平日会えない彼女が丁度いい?
さくらさんの仕事はシフト制で、
朝、海に行く為に遅番で仕事をする事が多く、
仕事の日はさくらさんの都合で会えませんでした。
また、施術中は連絡を頻繁にできない、平日夜の帰りも遅い、
そんなさくらさんの仕事環境は、勇司さんにとって大変都合の良いものでした。
そして、勇司さんは朝や休日前夜から家族には海へ行くと言いさくらさんの元へ通っていました。
2人の交際が1年を過ぎた頃から、
さくらさんのご両親が遊びに来れば、勇司さんは何食わぬ顔で彼氏として一緒にご飯を食べ、
さくらさんの友人とも積極的に会っていました。
周りからは「いつ結婚するの?」と言われ、
それに対して勇司さんは、否定する事もなく交際を続けていました。
平日は家族とゆっくりと過ごし、今までサーフィンへ出かけていた時間を使いさくらさんと会う……
勇司さんは、どちらとも決める事が出来ず、今となっては後に引けなくなり、
渚さんにも、さくらさんにも嘘をつきながら生活を続けていました。
妻に彼女の存在を知られて
しかし、事態は急変。
渚さんが勇司さんの洗濯物のポケットから、水族館のチケットを発見したのです。
(あれ?この日は確か、茨城へサーフィンに行くと言っていたのに……。江ノ島?)
渚さんはその日の夜「もう、茨城は結構寒いの?」と、勇司さんにかまをかけて質問してみました。

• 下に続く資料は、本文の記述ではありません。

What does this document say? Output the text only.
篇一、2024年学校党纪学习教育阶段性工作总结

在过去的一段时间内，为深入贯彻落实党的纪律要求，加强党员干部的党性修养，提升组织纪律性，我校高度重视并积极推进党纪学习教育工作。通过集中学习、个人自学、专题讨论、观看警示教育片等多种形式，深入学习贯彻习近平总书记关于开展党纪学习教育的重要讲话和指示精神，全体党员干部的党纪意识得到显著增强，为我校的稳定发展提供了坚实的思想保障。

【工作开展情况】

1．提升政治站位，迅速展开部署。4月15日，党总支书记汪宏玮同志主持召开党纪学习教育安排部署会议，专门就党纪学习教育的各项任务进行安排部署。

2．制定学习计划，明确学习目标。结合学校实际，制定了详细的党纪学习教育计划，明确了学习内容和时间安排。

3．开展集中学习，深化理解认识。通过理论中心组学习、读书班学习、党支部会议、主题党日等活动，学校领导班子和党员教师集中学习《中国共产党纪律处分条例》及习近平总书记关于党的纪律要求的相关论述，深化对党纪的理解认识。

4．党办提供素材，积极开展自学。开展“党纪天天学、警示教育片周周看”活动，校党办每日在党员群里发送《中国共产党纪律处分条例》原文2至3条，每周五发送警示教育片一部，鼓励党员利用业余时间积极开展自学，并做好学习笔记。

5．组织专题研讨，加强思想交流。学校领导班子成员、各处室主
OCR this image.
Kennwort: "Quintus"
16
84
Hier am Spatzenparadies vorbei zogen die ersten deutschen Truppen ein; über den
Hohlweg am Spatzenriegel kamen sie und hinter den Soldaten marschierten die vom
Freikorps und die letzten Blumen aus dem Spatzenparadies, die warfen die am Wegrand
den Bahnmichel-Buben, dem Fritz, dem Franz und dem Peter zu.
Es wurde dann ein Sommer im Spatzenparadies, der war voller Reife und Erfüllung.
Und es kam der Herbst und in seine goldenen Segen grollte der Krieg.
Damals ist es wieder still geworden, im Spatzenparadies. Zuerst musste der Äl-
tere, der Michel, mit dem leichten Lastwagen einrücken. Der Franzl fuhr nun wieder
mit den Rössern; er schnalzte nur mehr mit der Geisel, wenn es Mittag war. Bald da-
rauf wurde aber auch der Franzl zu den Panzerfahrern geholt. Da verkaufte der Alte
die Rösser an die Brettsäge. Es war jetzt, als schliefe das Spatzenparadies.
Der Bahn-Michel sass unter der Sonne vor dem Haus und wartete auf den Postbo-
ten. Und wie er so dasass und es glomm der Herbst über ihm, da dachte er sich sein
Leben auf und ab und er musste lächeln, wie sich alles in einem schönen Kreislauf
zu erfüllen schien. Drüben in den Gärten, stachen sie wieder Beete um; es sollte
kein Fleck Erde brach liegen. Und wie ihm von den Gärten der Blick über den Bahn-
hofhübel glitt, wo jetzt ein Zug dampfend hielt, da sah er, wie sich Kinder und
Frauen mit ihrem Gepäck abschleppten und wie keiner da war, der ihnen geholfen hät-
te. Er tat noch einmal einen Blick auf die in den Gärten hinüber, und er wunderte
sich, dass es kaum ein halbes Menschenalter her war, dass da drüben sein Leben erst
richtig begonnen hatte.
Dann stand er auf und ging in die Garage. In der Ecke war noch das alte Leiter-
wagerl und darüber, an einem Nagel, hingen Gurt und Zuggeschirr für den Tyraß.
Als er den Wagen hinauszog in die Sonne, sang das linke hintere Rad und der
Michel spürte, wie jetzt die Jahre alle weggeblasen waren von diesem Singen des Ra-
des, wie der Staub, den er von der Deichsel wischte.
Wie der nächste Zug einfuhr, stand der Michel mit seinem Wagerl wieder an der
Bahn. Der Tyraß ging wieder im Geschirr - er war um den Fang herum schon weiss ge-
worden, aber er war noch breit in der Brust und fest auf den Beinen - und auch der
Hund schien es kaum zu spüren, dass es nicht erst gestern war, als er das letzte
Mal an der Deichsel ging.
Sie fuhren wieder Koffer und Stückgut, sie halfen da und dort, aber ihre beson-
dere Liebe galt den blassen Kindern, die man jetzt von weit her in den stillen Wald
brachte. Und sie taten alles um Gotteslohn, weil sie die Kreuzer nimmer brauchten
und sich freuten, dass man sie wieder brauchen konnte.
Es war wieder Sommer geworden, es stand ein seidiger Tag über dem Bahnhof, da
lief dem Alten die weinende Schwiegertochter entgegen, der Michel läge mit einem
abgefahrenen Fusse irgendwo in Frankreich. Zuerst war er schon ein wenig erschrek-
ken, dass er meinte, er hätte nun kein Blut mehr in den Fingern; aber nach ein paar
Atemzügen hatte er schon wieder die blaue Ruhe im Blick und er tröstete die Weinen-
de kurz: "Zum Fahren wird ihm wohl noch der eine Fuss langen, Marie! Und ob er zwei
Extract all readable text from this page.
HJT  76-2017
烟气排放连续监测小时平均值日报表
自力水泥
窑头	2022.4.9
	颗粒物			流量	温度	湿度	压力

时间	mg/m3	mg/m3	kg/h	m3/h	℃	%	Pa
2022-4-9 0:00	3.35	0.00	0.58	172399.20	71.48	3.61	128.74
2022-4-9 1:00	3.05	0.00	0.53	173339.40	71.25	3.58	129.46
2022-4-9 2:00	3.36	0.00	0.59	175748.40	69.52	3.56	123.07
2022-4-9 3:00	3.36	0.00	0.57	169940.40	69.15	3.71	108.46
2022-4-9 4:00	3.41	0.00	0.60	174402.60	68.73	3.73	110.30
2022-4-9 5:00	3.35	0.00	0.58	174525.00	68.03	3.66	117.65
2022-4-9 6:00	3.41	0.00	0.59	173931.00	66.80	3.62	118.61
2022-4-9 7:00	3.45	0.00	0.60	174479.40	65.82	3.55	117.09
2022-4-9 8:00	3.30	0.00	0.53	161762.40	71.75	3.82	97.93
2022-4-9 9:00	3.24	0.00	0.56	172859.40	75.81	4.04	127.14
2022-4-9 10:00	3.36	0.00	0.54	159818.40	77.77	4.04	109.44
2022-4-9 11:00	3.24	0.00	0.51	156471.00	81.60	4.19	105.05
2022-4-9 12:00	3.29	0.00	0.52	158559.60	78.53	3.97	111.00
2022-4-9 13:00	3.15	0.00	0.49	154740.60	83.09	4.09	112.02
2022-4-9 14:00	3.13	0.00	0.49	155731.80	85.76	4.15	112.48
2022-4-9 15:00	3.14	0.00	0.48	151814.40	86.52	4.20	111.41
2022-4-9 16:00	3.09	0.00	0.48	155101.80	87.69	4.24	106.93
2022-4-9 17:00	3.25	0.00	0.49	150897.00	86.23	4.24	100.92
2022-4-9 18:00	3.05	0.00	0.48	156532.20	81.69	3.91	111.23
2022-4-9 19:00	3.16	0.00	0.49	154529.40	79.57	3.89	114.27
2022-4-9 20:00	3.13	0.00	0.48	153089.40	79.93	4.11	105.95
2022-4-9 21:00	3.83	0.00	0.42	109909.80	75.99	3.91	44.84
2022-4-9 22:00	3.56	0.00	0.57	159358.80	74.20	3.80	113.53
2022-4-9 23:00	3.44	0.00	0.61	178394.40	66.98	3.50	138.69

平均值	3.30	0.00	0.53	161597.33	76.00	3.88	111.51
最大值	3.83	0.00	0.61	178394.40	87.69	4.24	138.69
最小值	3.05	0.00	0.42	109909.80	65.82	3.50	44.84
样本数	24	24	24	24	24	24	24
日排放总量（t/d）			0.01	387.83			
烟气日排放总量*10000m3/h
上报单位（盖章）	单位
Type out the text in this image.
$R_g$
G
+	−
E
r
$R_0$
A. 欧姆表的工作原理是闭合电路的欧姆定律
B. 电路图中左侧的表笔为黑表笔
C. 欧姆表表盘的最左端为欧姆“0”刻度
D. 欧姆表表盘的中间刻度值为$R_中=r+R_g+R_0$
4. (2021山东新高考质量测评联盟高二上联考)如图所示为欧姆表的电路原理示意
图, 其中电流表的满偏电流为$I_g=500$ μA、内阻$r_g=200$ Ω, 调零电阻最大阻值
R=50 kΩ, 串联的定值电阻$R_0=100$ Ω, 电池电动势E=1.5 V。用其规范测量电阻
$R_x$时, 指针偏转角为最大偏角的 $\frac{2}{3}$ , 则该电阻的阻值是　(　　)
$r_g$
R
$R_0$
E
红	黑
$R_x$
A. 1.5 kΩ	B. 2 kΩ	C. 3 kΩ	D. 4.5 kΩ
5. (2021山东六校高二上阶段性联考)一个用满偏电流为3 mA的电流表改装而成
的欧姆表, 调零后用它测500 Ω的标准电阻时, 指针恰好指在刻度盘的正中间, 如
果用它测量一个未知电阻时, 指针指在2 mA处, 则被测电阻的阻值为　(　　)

すると、勇司さんは「風は少し寒いけど、海の中に居れば寒くなかったよ」と、
平然と嘘をついたのです。
(これはおかしい・・・)
渚さんはその日から、今まで疑うことは無かった勇司さんの行動を逐一チェックするように。
そして、不倫に気が付きました。
決定的な証拠をとり、相手の女性に突き付けて勇司さんと別れさせたい……。
渚さんは、その女性が二度と勇司さんと不倫出来ないようにしてやりたいと、
探偵に浮気調査を依頼しました。
調査の結果、2人が手をつないで歩いているところや、一緒に家に入っていく所など、
すぐに不貞の証拠となる写真を撮ることが出来ました。
しかし、渚さんがその証拠をもって、相手の女性(さくらさん)に連絡をしたところ、
なんと驚きの展開が待っていたのです。
さくらさんは、「勇司さんが既婚者だったとは知らなかった」と言うのです。
渚さんは、最初は「嘘をついている」と思っていましたが、
追求した勇司さんから「既婚者とは言っていなかった」と聞かされたのです。
挙句の果てには、さくらさんの両親から「彼氏だと言って親にまで会っていた! 騙されていた!」と、
怒りの連絡が入ってきたのです。
さくらさんの両親は「慰謝料を払ってほしいのはこっちの方だ」と怒り心頭。
法廷で徹底的に争うと申し入れてきました。
勇司さんは、意気消沈して何を聞いても謝るばかり。
渚さんは、想像だにしなかった展開に正直戸惑いましたが、
まずは、勇司さんが相手にした事に対して、
きちんとけじめをつけないと、と言っていました。
家族も大切、不倫相手も大切、と両方うまくやっていたつもりかもしれませんが、
そんな、調子のいい嘘が長く続くわけがありません。
勇司さんは事の重大さを受け止めて、
渚さんとさくらさん二人に、きちんと「謝罪」と「けじめ」をつけて欲しいですね。